Borrowing the title of Solà-Morales’s essay for his ongoing series, photographer Ben Alper searches for inbetween spaces. The protagonist of Alper’s photos is the abandoned temporary space – the terrain vague. Carney and Miller, in the essay Vague Spaces, define terrain vague as ‘the urban buildings and spaces that are mostly outside hegemonic control’. As the opposite of a rationalised city, terrain vagues lead to new and unexpected encounters. It is the unknown other. Present is vigorous as the combination of the past and the future; the notion of time differs in that specificity. According to Morales, terrain vagues allow possibilities. They are left, forgotten urban spaces, containing traces, emanating an uncanny, uncertain feeling. Think about a used sketch paper that one uses to write notes on rather than throwing it away. The ‘emptiness’ of that page allows interruptions and new layers of information to (re)occur.

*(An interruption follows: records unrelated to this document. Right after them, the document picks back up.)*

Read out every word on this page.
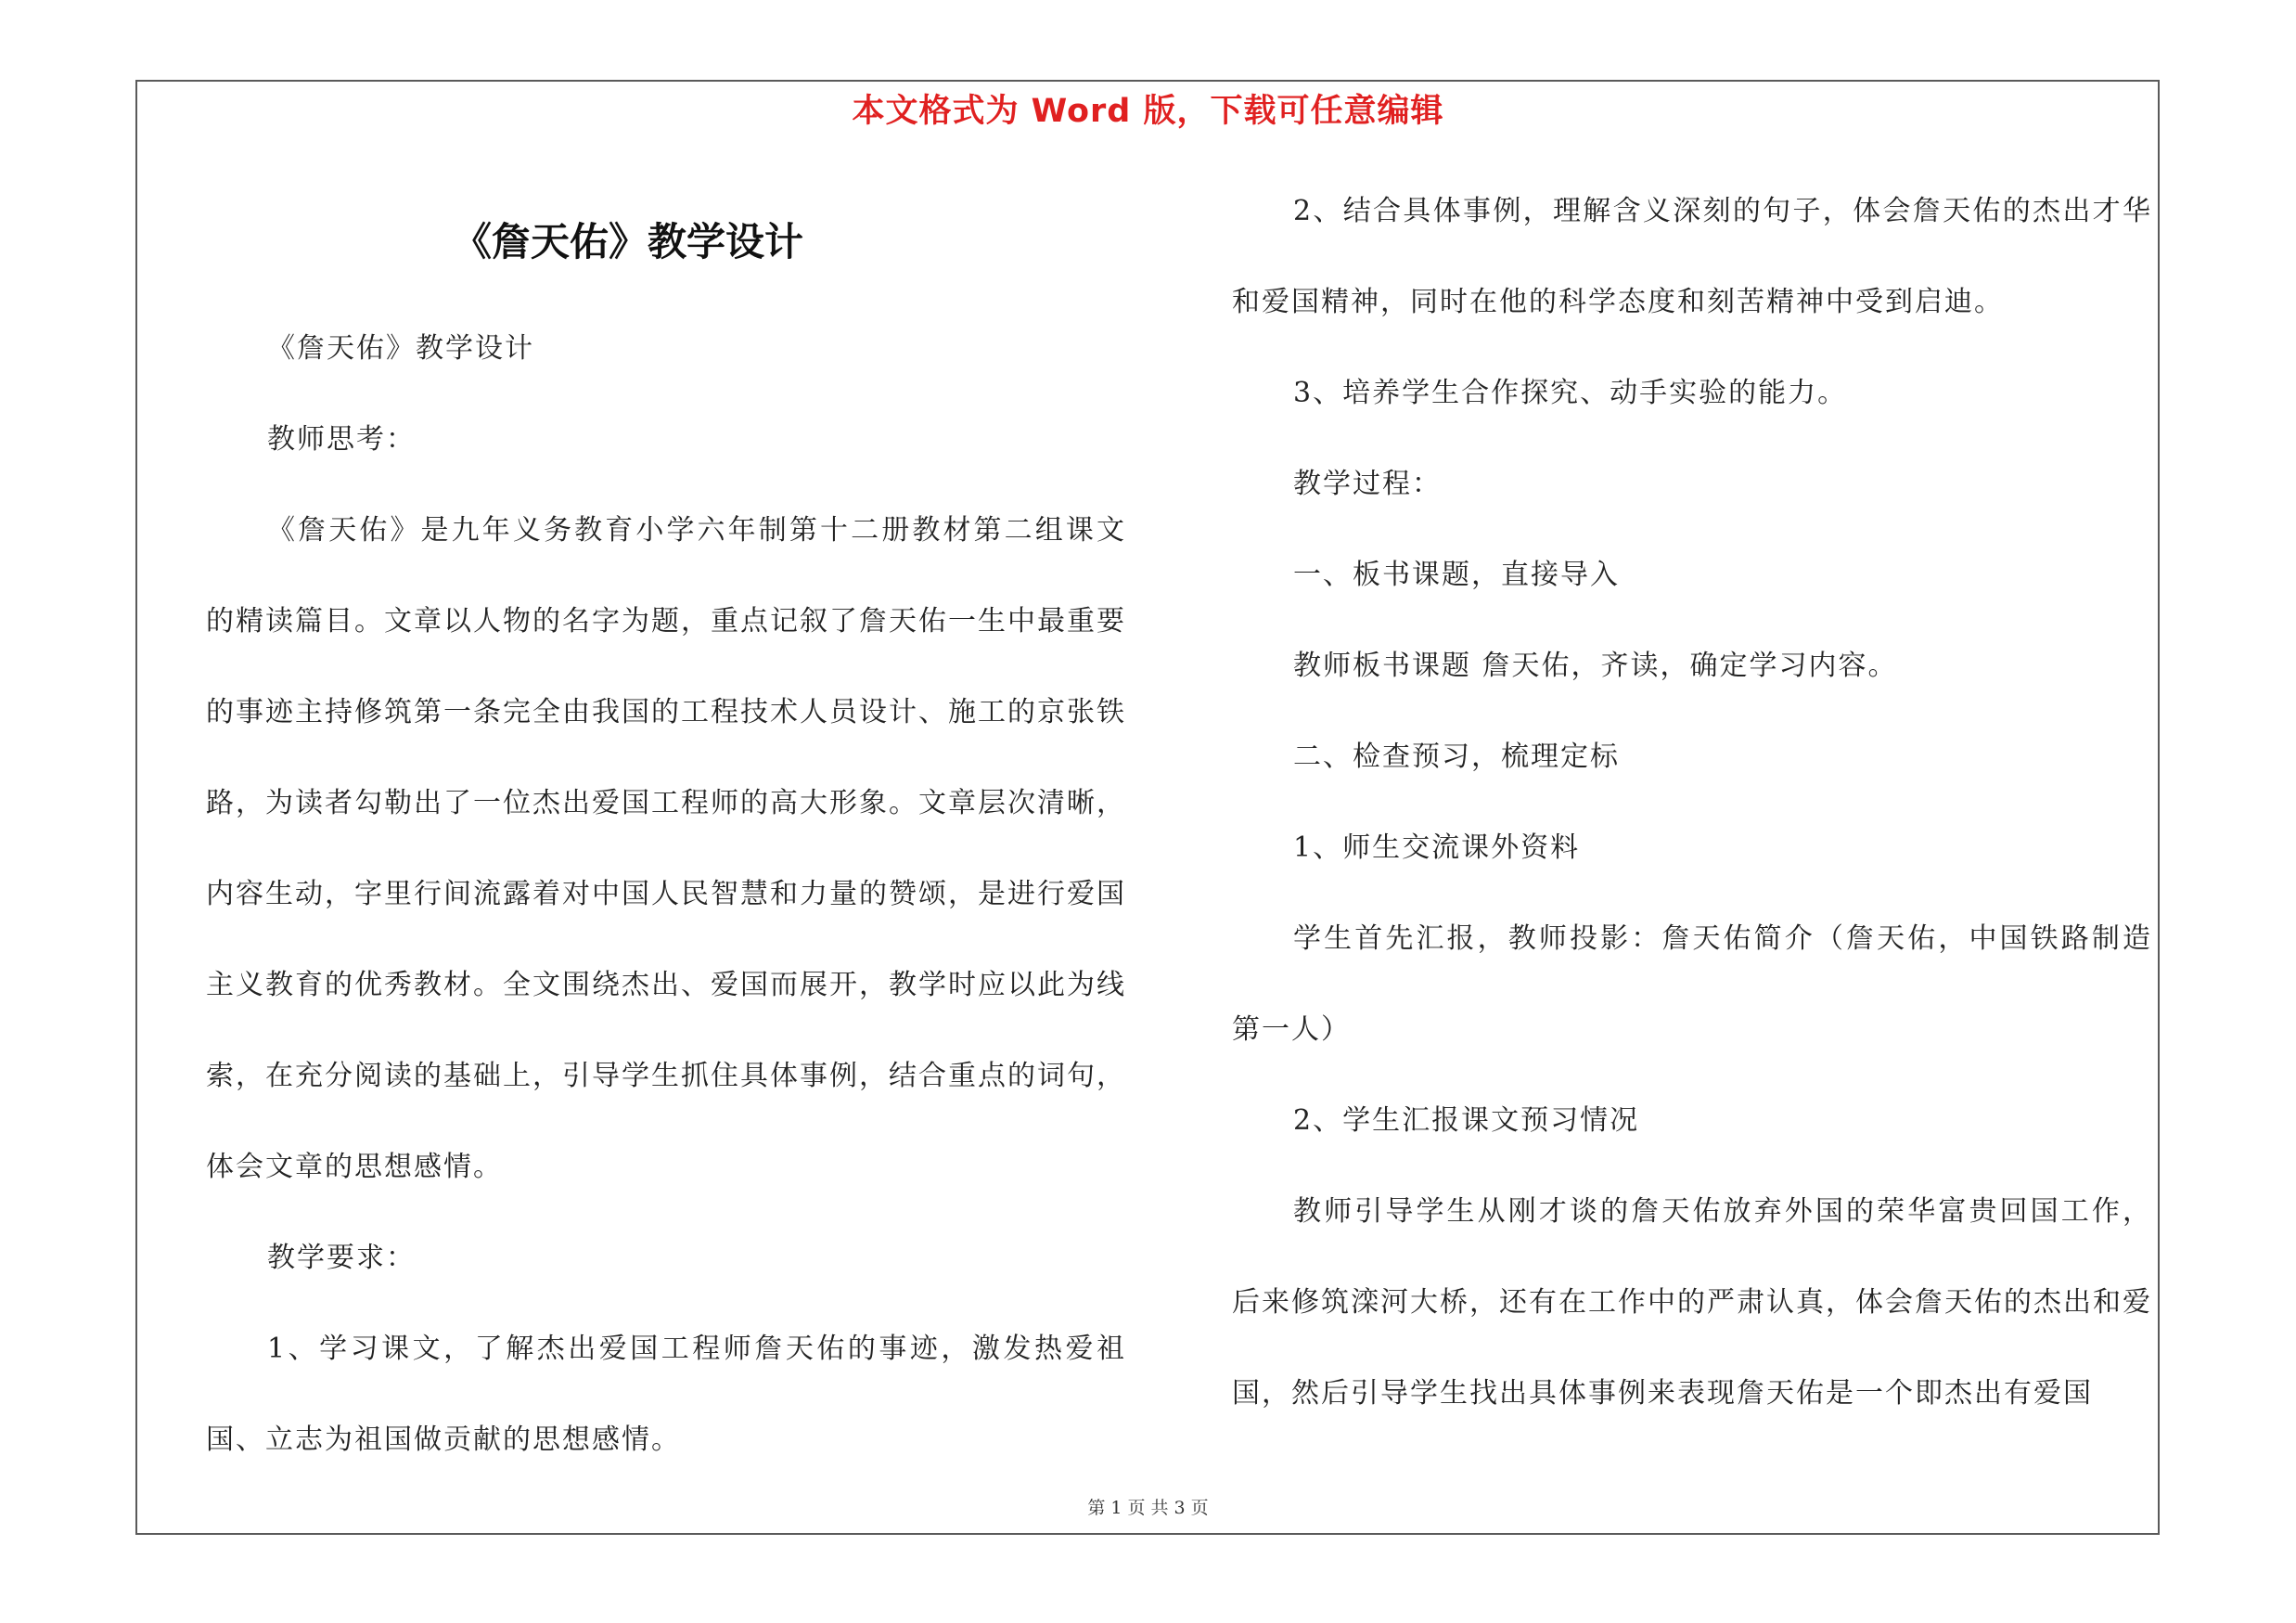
本文格式为 Word 版，下载可任意编辑
《詹天佑》教学设计

《詹天佑》教学设计

教师思考：

《詹天佑》是九年义务教育小学六年制第十二册教材第二组课文的精读篇目。文章以人物的名字为题，重点记叙了詹天佑一生中最重要的事迹主持修筑第一条完全由我国的工程技术人员设计、施工的京张铁路，为读者勾勒出了一位杰出爱国工程师的高大形象。文章层次清晰，内容生动，字里行间流露着对中国人民智慧和力量的赞颂，是进行爱国主义教育的优秀教材。全文围绕杰出、爱国而展开，教学时应以此为线索，在充分阅读的基础上，引导学生抓住具体事例，结合重点的词句，体会文章的思想感情。

教学要求：

1、学习课文，了解杰出爱国工程师詹天佑的事迹，激发热爱祖国、立志为祖国做贡献的思想感情。

2、结合具体事例，理解含义深刻的句子，体会詹天佑的杰出才华和爱国精神，同时在他的科学态度和刻苦精神中受到启迪。

3、培养学生合作探究、动手实验的能力。

教学过程：

一、板书课题，直接导入

教师板书课题 詹天佑，齐读，确定学习内容。

二、检查预习，梳理定标

1、师生交流课外资料

学生首先汇报，教师投影：詹天佑简介（詹天佑，中国铁路制造第一人）

2、学生汇报课文预习情况

教师引导学生从刚才谈的詹天佑放弃外国的荣华富贵回国工作，后来修筑滦河大桥，还有在工作中的严肃认真，体会詹天佑的杰出和爱国，然后引导学生找出具体事例来表现詹天佑是一个即杰出有爱国

第 1 页 共 3 页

One may not say Alper limns the past in the series, furthermore, there is absence, void. The artist takes the existing vague space and, through his camera, he documents, adds another meaning to its indeterminacy. Alper’s approach reminds one of an archeologist: going to the site and (re)discovering. Digging the already exposed, interrogating how and when it ended up there… The framing of the artist creates a new territory out of an expanse of a desert. The insecure, immeasurable, and nonfunctional turn into certain geometries in Alper’s photos. The artist creates a composition by personifying the waste. The waste is transformed into a monument; consequently, shadow is a crucial element in the series. The object and the shadow create a body − reminiscent of the German notion Doppelgaenger. The shadow of the leftover metal stick placed on the stairs, or wires on the floor, appear as a sculpture in his work. The process continues.

Someone has just passed. We have no idea when. That spot was alive. Concurrently, another meaning is constituted just because I/you/he/she/it/we/you/they stumbled past. The moment the object is thrown on the street, it gains another significance − containing hidden meanings. There is a tendency of power politics to (re)/(de)construct and rationalise the vague space because of being afraid of its precariousness. However ‘the uncanny empty’ is the new black. Ben Alper knows how to benefit from that. He frames the frame; refines/reshapes the pre-existing terrain vague.